Ongoing clinical trials, particularly the VALOR trial for VLA15, carry risks of failure or delay, which could undermine commercialization plans. Similarly, the development of S4V2 and VLA1601 is subject to regulatory uncertainties and the need to demonstrate robust clinical efficacy in larger-scale trials.

Financially, despite the October 2025 refinancing with Pharmakon Advisors, cash consumption remains high amid ongoing operational losses. Dependence on distribution partners, highlighted by the gradual discontinuation of third-party products like Rabipur/RabAvert, also reduces revenue diversification. Exposure to exchange rate fluctuations, with a negative impact of 1.3 million euros recorded over nine months, adds an additional risk in a volatile monetary environment.

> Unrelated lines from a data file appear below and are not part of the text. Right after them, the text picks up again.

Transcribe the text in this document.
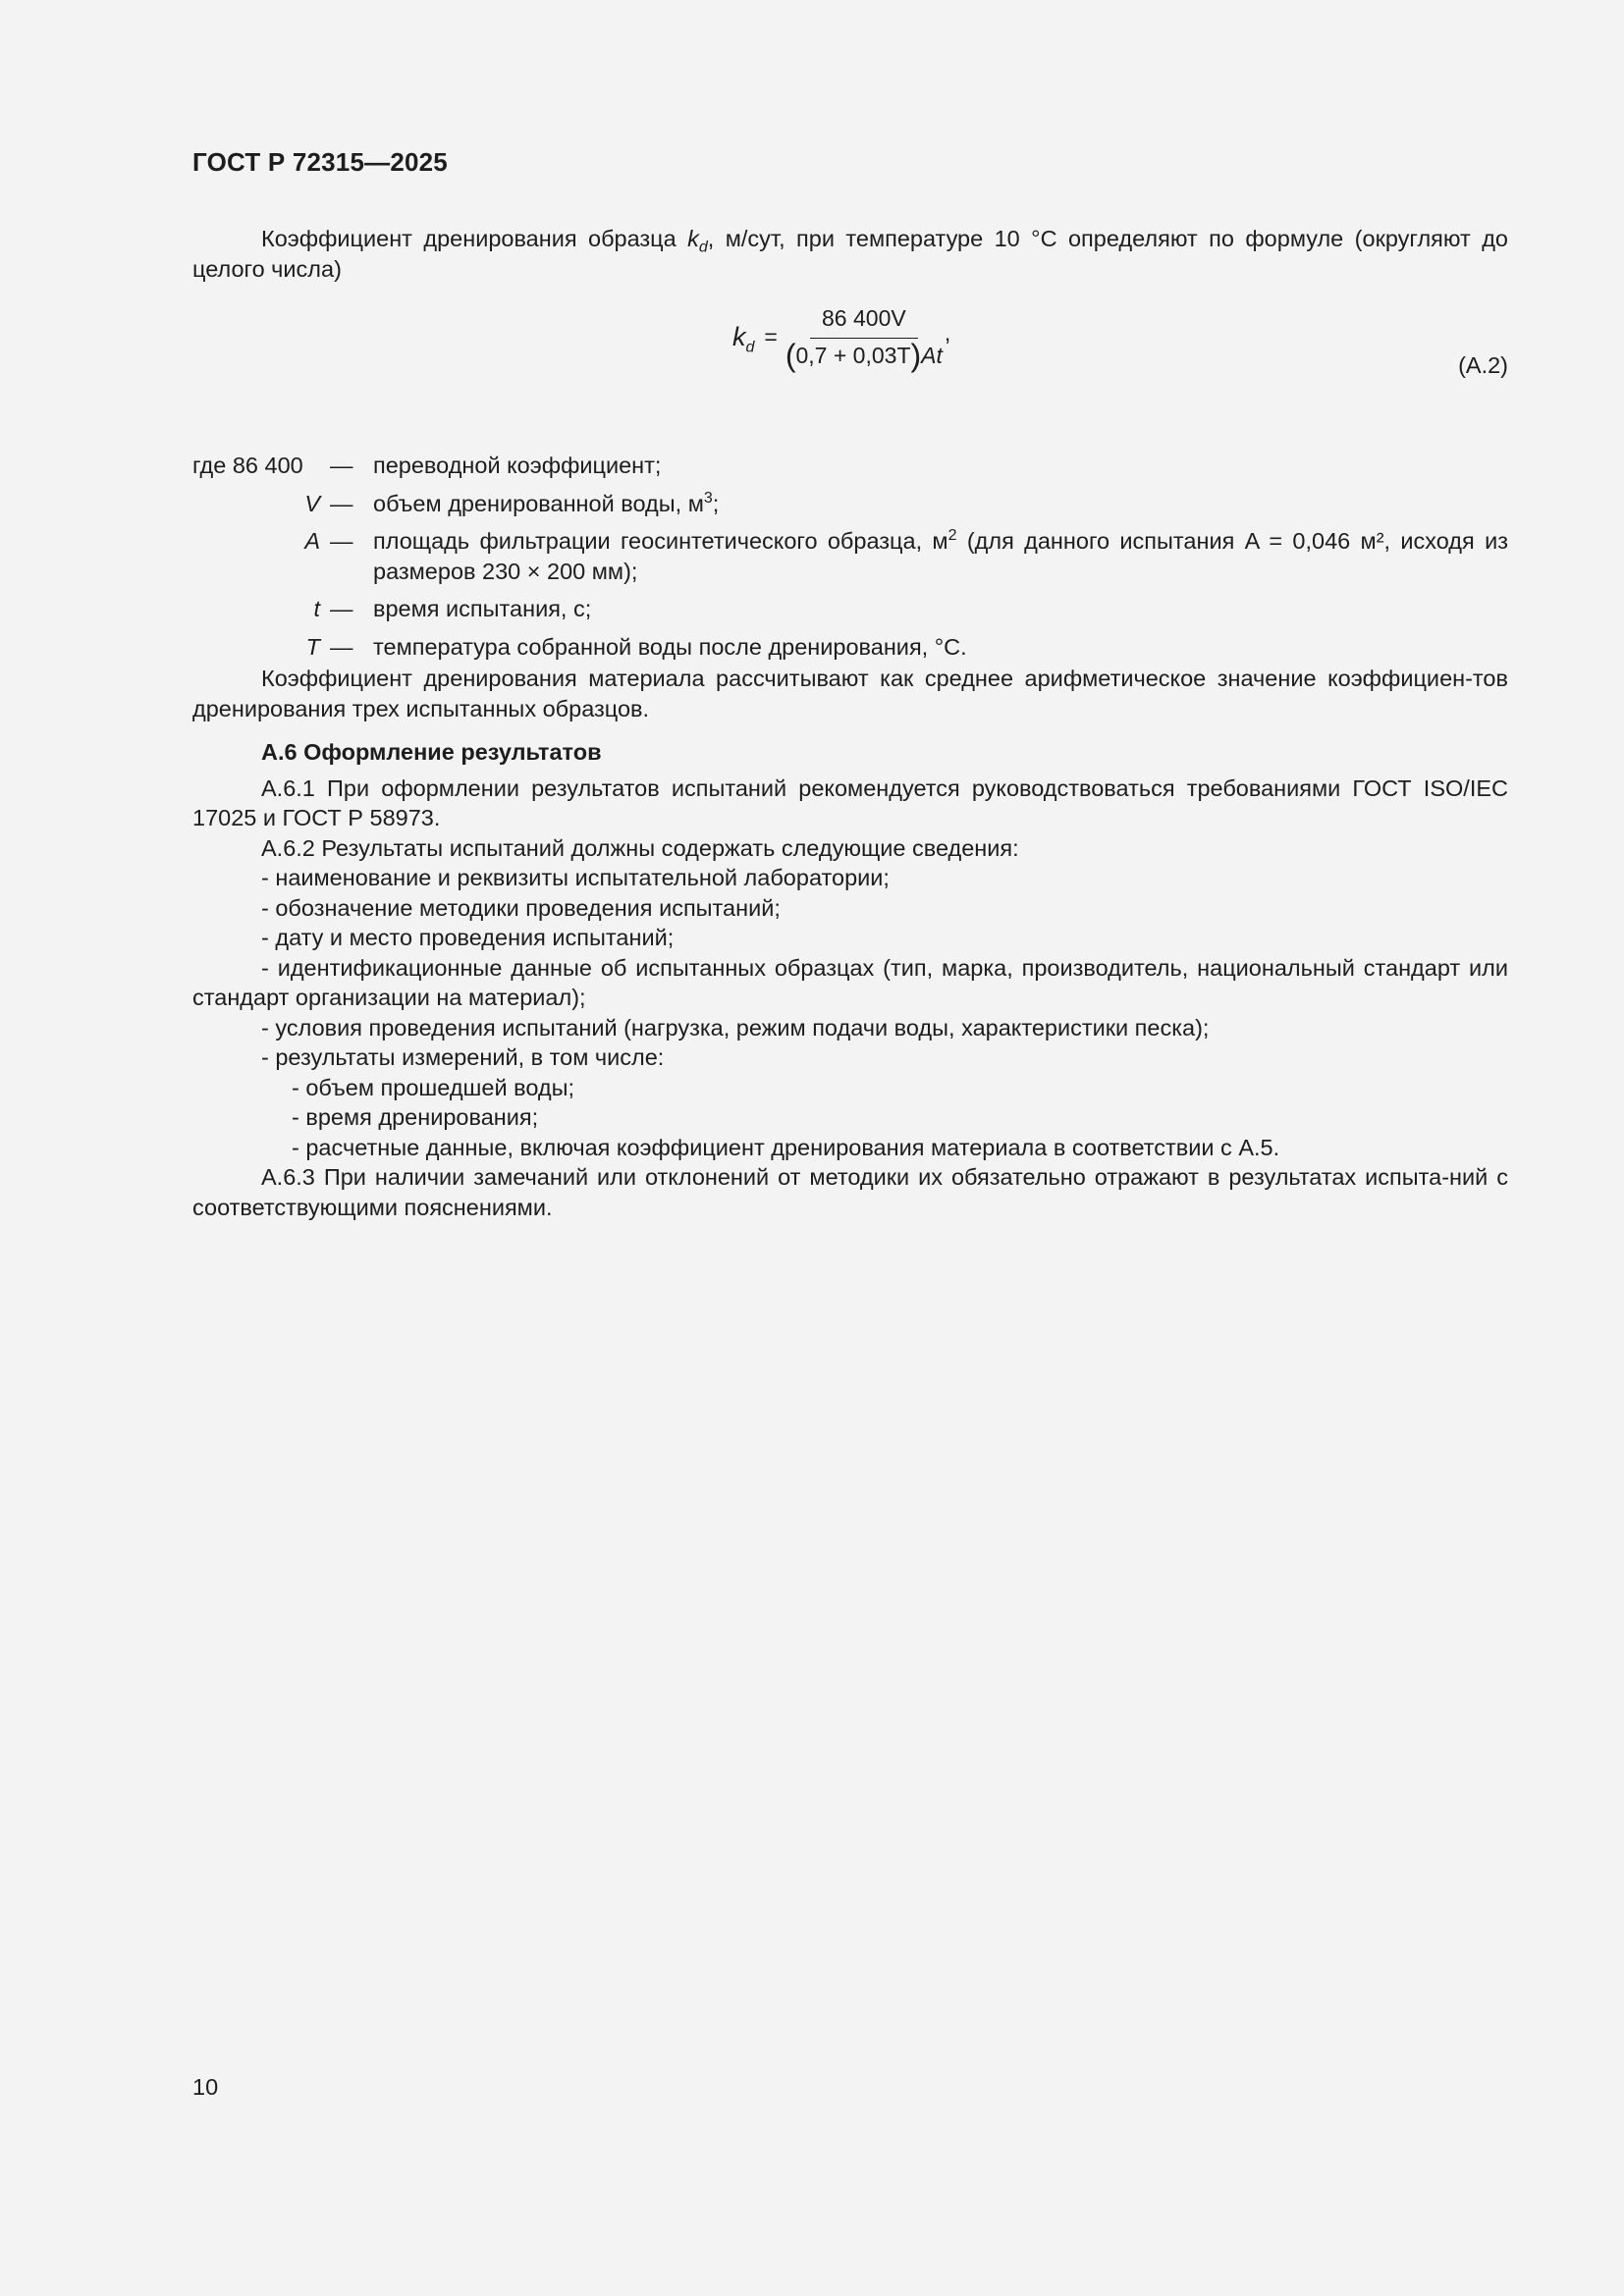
ГОСТ Р 72315—2025

Коэффициент дренирования образца $k_d$, м/сут, при температуре 10 °С определяют по формуле (округляют до целого числа)

$k_d = \frac{86 400V}{(0,7 + 0,03T)At}$ ,
(А.2)
где 86 400	— переводной коэффициент;
V — объем дренированной воды, $м^3$;
A — площадь фильтрации геосинтетического образца, $м^2$ (для данного испытания A = 0,046 м², исходя из размеров 230 × 200 мм);
t — время испытания, с;
T — температура собранной воды после дренирования, °С.

Коэффициент дренирования материала рассчитывают как среднее арифметическое значение коэффициен-тов дренирования трех испытанных образцов.

А.6 Оформление результатов

А.6.1 При оформлении результатов испытаний рекомендуется руководствоваться требованиями ГОСТ ISO/IEC 17025 и ГОСТ Р 58973.

А.6.2 Результаты испытаний должны содержать следующие сведения:

- наименование и реквизиты испытательной лаборатории;

- обозначение методики проведения испытаний;

- дату и место проведения испытаний;

- идентификационные данные об испытанных образцах (тип, марка, производитель, национальный стандарт или стандарт организации на материал);

- условия проведения испытаний (нагрузка, режим подачи воды, характеристики песка);

- результаты измерений, в том числе:

- объем прошедшей воды;

- время дренирования;

- расчетные данные, включая коэффициент дренирования материала в соответствии с А.5.

А.6.3 При наличии замечаний или отклонений от методики их обязательно отражают в результатах испыта-ний с соответствующими пояснениями.

10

Confirmed Outlook Despite a Challenging Environment

Valneva is maintaining its targets for the 2025 fiscal year. The company anticipates total revenue between 165 and 180 million euros, with product sales expected between 155 and 170 million euros. These forecasts account for the delivery schedule of the chikungunya vaccine active ingredient to low- and middle-income countries, as well as the continued commercialization of travel vaccines in markets outside the United States.

According to the management, as cited in the statement, the third quarter focused on strengthening cash reserves, enabling the refinancing of debt under more favorable financial terms. The management emphasizes that commercial activity is expected to generate positive cash flows in the long term, although the exact timeline is not specified. Investments in R&D remain robust, with an allocation of 80 to 90 million euros slated for the year, partially covered by public financing.

The company positions itself as a niche player in vaccines for infectious diseases, with a portfolio of marketed products and a pipeline at various stages. The ability to quickly monetize the Lyme vaccine, should the VALOR trial succeed, is seen as a crucial lever for improving profitability. In the meantime, Valneva will need to manage its financial resources prudently while navigating a demanding regulatory environment and a competitive travel vaccine market. The company's performance in the upcoming quarters will largely depend on the regulatory developments of IXCHIQ in the United States and the clinical progress of VLA15.